Cataluña debe ser el único país del mundo donde los revolucionarios viven del sistema público, al calor de unas instituciones a favor. Solo así se explica la frivolidad con la que presentadores de TV3, como Jair Domínguez, piden llenar las calles de “100.000 locos dispuestos a todo”. Eso sí, con la promesa de que la violencia siempre la pone el Estado, y me temo que con la certidumbre de que quien la va a sufrir nunca será quien la predica.
¿Quién está dispuesto a morir por la causa? Esta es la pregunta que no se atreve a formular Domínguez, porque sería el primero en salir corriendo al ver que el 1-O fue solo un juego de niños. Pero el aburrimiento burgués de Domínguez le anima, sin saberlo, a llamar al conflicto civil. A una violencia que solo eclosiona al someter a la sociedad a unas condiciones extremas, cuando la fina capa de la civilización se rompe y da paso a los instintos más primarios, y que afortunadamente nuestra generación tampoco ha vivido, pero que algunos tenemos la decencia de no invocarla en contextos democráticos.
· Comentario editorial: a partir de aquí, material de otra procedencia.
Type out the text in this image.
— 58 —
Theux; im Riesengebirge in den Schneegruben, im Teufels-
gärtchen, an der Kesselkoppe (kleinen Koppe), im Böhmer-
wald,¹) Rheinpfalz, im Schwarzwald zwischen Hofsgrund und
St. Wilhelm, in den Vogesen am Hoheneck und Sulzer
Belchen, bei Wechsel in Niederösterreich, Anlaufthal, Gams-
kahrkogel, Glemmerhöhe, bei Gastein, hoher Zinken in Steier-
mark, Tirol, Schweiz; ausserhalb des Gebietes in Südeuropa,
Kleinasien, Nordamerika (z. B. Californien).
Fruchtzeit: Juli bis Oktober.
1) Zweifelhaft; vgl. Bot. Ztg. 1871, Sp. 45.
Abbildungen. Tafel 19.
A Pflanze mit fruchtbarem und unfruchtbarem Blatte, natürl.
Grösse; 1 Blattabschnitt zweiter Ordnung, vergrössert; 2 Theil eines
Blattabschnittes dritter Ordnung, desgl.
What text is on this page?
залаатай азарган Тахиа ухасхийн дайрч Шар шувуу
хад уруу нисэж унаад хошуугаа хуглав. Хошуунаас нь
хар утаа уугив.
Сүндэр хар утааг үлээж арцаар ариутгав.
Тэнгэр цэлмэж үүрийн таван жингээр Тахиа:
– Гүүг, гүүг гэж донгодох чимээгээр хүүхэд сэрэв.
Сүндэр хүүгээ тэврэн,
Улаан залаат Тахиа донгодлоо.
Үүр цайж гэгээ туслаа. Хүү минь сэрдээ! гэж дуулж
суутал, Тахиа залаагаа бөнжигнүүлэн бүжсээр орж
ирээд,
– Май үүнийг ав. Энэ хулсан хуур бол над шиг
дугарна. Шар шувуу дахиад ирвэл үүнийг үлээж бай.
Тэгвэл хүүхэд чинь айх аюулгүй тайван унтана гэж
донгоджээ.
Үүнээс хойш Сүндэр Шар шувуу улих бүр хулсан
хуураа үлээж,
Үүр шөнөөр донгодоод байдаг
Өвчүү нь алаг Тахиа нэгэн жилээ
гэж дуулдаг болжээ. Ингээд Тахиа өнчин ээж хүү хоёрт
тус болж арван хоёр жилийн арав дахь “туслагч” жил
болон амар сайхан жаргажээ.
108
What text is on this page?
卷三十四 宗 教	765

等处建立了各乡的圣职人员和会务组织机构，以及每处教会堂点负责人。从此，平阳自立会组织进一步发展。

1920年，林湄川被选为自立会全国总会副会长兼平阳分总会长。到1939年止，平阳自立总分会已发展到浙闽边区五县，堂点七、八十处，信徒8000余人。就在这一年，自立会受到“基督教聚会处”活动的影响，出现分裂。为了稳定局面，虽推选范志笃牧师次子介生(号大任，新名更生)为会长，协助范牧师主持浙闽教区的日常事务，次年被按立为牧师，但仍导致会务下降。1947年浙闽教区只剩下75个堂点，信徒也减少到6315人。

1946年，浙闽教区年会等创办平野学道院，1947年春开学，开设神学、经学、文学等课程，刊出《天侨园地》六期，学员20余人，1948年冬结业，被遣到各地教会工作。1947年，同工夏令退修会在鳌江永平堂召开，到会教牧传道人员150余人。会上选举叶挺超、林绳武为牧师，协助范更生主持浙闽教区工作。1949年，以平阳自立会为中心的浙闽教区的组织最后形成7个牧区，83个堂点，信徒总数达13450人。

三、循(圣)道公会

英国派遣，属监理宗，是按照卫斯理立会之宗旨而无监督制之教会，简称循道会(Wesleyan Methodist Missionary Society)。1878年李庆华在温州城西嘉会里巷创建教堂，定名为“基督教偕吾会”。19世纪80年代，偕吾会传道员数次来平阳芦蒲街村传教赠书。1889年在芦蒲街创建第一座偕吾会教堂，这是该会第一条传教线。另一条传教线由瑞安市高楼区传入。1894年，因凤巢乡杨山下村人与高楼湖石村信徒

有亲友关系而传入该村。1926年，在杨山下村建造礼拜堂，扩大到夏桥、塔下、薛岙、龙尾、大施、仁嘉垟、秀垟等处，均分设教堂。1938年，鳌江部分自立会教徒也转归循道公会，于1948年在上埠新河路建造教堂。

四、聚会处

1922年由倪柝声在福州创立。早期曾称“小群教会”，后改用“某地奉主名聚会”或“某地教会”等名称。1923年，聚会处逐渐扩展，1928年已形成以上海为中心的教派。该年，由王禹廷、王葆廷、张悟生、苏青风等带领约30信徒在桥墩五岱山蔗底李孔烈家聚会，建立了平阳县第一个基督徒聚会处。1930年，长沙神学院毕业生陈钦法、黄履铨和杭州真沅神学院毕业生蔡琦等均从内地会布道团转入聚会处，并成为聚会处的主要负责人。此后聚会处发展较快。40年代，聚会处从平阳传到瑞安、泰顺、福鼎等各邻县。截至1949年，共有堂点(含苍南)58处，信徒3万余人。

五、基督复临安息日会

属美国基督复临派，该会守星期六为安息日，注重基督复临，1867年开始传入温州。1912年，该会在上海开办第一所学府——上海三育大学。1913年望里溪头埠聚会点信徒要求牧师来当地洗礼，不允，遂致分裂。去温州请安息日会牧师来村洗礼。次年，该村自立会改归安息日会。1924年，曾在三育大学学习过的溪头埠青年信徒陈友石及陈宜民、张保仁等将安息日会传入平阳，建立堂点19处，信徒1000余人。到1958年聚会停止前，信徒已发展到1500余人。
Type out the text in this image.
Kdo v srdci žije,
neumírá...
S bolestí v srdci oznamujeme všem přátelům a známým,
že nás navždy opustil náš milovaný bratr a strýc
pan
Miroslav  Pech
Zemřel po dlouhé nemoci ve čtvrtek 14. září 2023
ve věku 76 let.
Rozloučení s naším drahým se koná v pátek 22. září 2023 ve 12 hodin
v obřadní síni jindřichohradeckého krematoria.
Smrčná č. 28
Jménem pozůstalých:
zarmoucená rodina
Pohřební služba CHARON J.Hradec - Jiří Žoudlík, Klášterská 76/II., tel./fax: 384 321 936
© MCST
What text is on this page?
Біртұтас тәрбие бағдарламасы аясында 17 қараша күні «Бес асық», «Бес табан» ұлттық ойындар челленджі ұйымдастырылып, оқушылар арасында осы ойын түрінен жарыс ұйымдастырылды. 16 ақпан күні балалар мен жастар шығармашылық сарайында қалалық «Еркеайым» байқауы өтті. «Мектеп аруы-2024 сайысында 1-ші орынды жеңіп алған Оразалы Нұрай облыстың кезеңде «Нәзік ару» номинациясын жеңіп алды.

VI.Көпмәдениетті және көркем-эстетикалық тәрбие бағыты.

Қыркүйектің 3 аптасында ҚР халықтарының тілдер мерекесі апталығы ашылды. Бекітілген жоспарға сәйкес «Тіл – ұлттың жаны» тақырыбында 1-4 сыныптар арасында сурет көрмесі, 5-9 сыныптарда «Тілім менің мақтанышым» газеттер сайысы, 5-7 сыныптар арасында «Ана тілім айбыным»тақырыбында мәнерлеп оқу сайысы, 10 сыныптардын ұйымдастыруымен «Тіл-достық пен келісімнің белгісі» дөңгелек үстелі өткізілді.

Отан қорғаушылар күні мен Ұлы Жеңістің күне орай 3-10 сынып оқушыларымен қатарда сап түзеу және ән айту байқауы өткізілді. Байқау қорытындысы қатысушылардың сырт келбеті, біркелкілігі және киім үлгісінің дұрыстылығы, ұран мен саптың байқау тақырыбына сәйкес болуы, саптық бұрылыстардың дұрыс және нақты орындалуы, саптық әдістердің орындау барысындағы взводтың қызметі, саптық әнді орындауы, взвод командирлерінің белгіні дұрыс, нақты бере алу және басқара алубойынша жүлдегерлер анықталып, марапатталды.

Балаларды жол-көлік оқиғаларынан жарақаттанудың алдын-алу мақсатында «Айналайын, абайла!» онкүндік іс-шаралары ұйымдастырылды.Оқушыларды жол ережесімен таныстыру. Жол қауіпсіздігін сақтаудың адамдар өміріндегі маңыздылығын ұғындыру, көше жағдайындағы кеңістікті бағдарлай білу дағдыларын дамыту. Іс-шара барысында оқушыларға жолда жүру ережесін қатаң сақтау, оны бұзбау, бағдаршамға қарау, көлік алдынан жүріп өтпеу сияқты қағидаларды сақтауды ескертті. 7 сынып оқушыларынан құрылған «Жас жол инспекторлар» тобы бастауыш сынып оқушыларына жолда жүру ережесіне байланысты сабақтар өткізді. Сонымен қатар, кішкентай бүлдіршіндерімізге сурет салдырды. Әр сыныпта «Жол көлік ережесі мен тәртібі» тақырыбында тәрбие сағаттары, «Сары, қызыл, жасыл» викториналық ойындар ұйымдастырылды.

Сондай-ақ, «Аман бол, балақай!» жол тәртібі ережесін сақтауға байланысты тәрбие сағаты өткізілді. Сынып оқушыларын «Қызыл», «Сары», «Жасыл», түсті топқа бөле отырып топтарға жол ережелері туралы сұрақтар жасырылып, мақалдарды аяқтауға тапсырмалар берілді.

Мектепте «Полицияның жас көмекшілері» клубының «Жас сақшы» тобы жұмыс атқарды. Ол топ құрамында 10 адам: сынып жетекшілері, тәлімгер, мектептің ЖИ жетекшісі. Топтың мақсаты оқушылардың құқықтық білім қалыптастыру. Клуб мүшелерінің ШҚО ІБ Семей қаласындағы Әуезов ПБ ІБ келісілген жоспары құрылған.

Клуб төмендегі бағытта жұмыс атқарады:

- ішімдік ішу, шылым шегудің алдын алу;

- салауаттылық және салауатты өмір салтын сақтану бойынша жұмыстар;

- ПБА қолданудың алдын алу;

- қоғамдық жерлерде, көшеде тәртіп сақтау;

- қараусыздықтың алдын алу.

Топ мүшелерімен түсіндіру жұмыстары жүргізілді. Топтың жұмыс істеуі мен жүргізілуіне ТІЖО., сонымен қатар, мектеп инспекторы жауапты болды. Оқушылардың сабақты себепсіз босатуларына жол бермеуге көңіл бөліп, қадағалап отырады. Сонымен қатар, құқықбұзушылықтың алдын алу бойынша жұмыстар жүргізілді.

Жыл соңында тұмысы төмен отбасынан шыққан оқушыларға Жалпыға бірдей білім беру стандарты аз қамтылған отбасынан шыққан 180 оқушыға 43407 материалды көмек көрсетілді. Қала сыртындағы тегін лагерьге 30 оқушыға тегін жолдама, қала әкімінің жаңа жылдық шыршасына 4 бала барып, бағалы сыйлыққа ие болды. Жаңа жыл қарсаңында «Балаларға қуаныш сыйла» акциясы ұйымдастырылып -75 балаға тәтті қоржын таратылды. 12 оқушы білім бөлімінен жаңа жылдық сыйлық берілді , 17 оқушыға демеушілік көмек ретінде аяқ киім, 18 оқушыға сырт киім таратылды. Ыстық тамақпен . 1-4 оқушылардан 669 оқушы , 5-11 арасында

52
No dudo de que la hipotética situación con la que sueña Domínguez sería una oportunidad para él de conocer aquella Cataluña que ignora y que también existe. La que no mea colonia y que sólo vislumbramos en los momentos de más tensión de 2017. Cuando otros hombres, jóvenes y catalanes con banderas españolas empezaron también a salir a la calle. Una Cataluña ni sistémica ni funcionarial, pero latente en las entrañas de la sociedad. La que para Domínguez quizás solo sea un lejano recuerdo, si es que fue a la escuela pública o llegó alguna vez a jugar al fútbol. Porque en las horas más oscuras el conflicto nunca sería contra policías, sino entre conciudadanos sin nada que perder. Es lo que pasa cuando se impone la lógica de la violencia y el caos con la que los graciosillos flirtean, pero ante la que después jamás comparecen.
Nunca culparía a Domínguez por tener miedo y abandonar a sus camaradas en el campo de batalla a lo Boris Grushenko. Al fin y al cabo vive en una sociedad libre que le ha dado la oportunidad de progresar. Solo le pediría un poco de coherencia y que aprenda de otro cómico, como Woody Allen. Su gran éxito ha sido crear una parodia de sí mismo. En sus películas es consciente de que nunca será el hombre que seduce a las mujeres por su físico. Ni tampoco un valiente guerrero. Pero se ríe de sí mismo. A veces lo más honrado es aceptar las propias limitaciones, y dejar de jugar a la guerra cuando sabes que el ojo, el cuerpo o los cojones siempre los van a poner otros.